The inability of the two main political parties to agree on a candidate for Standards Commissioner – only two years after the two parties’ made a deal over such appointments – says much about the state of politics in Malta.
The Venice Commission had been very critical of the parties’ deal, in which six laws were passed unanimously in parliament. The Commission at the time responded that “unanimity [in enacting the laws] in parliament is an ambivalent matter.”
“It could also be interpreted,” the Commission added, “as proving the closedness of the political system and the fact that common vested interests bind the majority and the opposition together.”
An increasing number of Maltese people are drawing similar conclusions, and becoming increasingly disillusioned with the main political parties, which are perceived as petty, partisan and self-serving.
The last general election saw a surge in ballot absenteeism – the largest ever – and that trend did not stop there: the number of alienated voters has continued to grow slowly and steadily since the election.
The PN is in worst shape – it is in disarray – but Labour has also been hemorrhaging support. Sources within Labour have told this website of internal surveys that show the slipping support, which appears to have been particularly steep in Gozo.
There is an old political maxim that holds that Gozo is a harbinger of wider shifts in political fortunes. And Labour has certainly taken the signs seriously: some months ago, the party held a private caucus in Gozo to discuss the reasons for declining support.
These dynamics show that voters are seeking new homes for their votes, and that the electoral landscape is set to become fragmented.
Yet the big question is whether there are any alternative parties who can inspire a swathe of voters wide enough to make a difference.
The most established third force is the ADPD, but there is no sign that it will attract voters in numbers large enough to elect any MPs to parliament without a national threshold quota. And even with a national quota, the ADPD would struggle to get even a token MP in its current form.
In branding (even the name is odd, unwieldy) as well as in political vision – or, as it is often called, the big idea – the party lacks a coherent or unified strategy that can bring electoral success. It is largely associated with narrow issues and narrow campaigning.

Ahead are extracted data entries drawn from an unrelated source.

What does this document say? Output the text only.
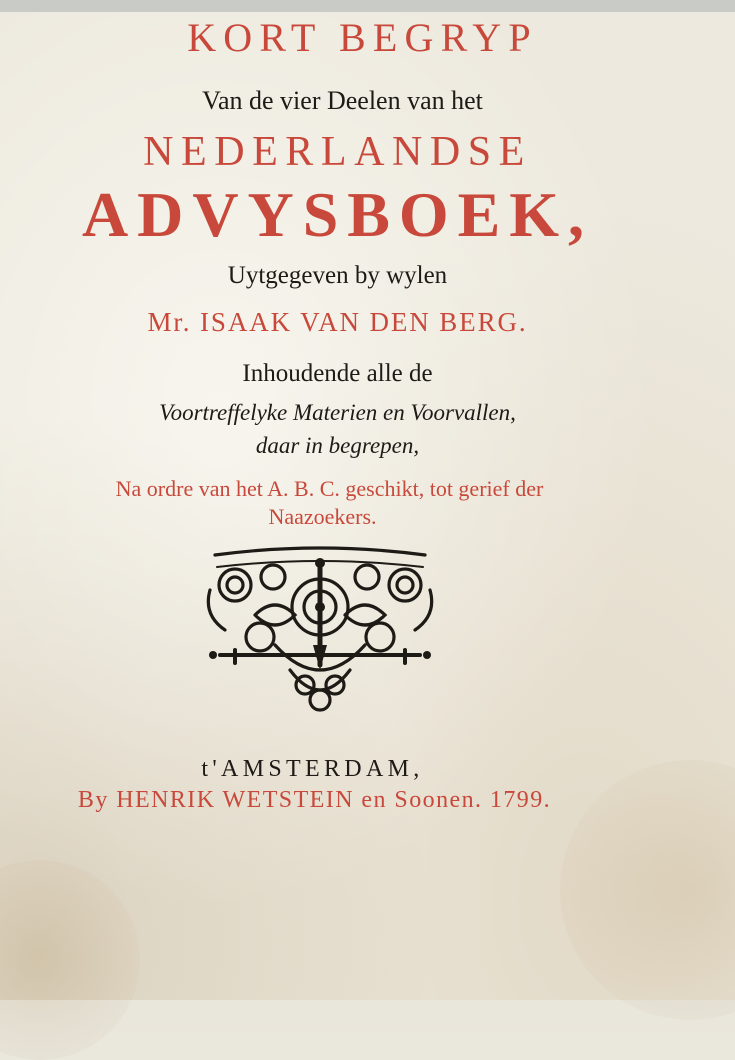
KORT BEGRYP
Van de vier Deelen van het
NEDERLANDSE
ADVYSBOEK,
Uytgegeven by wylen
Mr. ISAAK VAN DEN BERG.
Inhoudende alle de
Voortreffelyke Materien en Voorvallen,
daar in begrepen,
Na ordre van het A. B. C. geschikt, tot gerief der
Naazoekers.
t'AMSTERDAM,
By HENRIK WETSTEIN en Soonen. 1799.
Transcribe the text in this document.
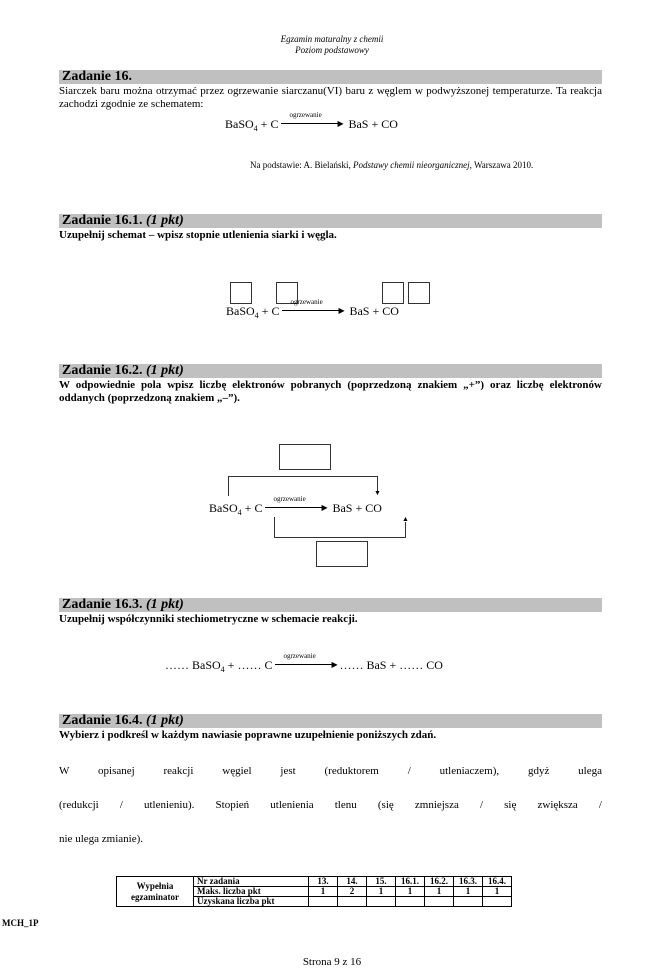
Egzamin maturalny z chemii
Poziom podstawowy
Zadanie 16.
Siarczek baru można otrzymać przez ogrzewanie siarczanu(VI) baru z węglem w podwyższonej temperaturze. Ta reakcja zachodzi zgodnie ze schematem:
BaSO$_4$ + C
ogrzewanie
▶ BaS + CO
Na podstawie: A. Bielański, Podstawy chemii nieorganicznej, Warszawa 2010.
Zadanie 16.1. (1 pkt)
Uzupełnij schemat – wpisz stopnie utlenienia siarki i węgla.
BaSO$_4$ + C
ogrzewanie
▶ BaS + CO
Zadanie 16.2. (1 pkt)
W odpowiednie pola wpisz liczbę elektronów pobranych (poprzedzoną znakiem „+”) oraz liczbę elektronów oddanych (poprzedzoną znakiem „–”).
▼
BaSO$_4$ + C
ogrzewanie
▶ BaS + CO
▲
Zadanie 16.3. (1 pkt)
Uzupełnij współczynniki stechiometryczne w schemacie reakcji.
…… BaSO$_4$ + …… C
ogrzewanie
▶ …… BaS + …… CO
Zadanie 16.4. (1 pkt)
Wybierz i podkreśl w każdym nawiasie poprawne uzupełnienie poniższych zdań.
W opisanej reakcji węgiel jest (reduktorem / utleniaczem), gdyż ulega
(redukcji / utlenieniu). Stopień utlenienia tlenu (się zmniejsza / się zwiększa /
nie ulega zmianie).
Wypełnia egzaminator	Nr zadania	13.	14.	15.	16.1.	16.2.	16.3.	16.4.
	Maks. liczba pkt	1	2	1	1	1	1	1
	Uzyskana liczba pkt							
MCH_1P
Strona 9 z 16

Even beyond the big idea, and beyond sophisticated branding, a third political formation could only grow into a reckonable force if it invests time and energy in really helping people.
The outlier Arnold Cassola also has a fighting chance. He has build a name for solo struggles in pursuit of justice and accountability – he is even challenging in the constitutional court (and out of pocket) the discriminatory law on cooption of women MPs by the two main parties. (It is surprising that Sandra Gauci of the ADPD did not challenge such a law.)
Yet despite these trends, without an effective third party that could break the mould, we are set to remain saddled with the two main parties. The main parties will continue losing support, but the dynamic will remain the same: a closed political system that offers little chance of meaningful change.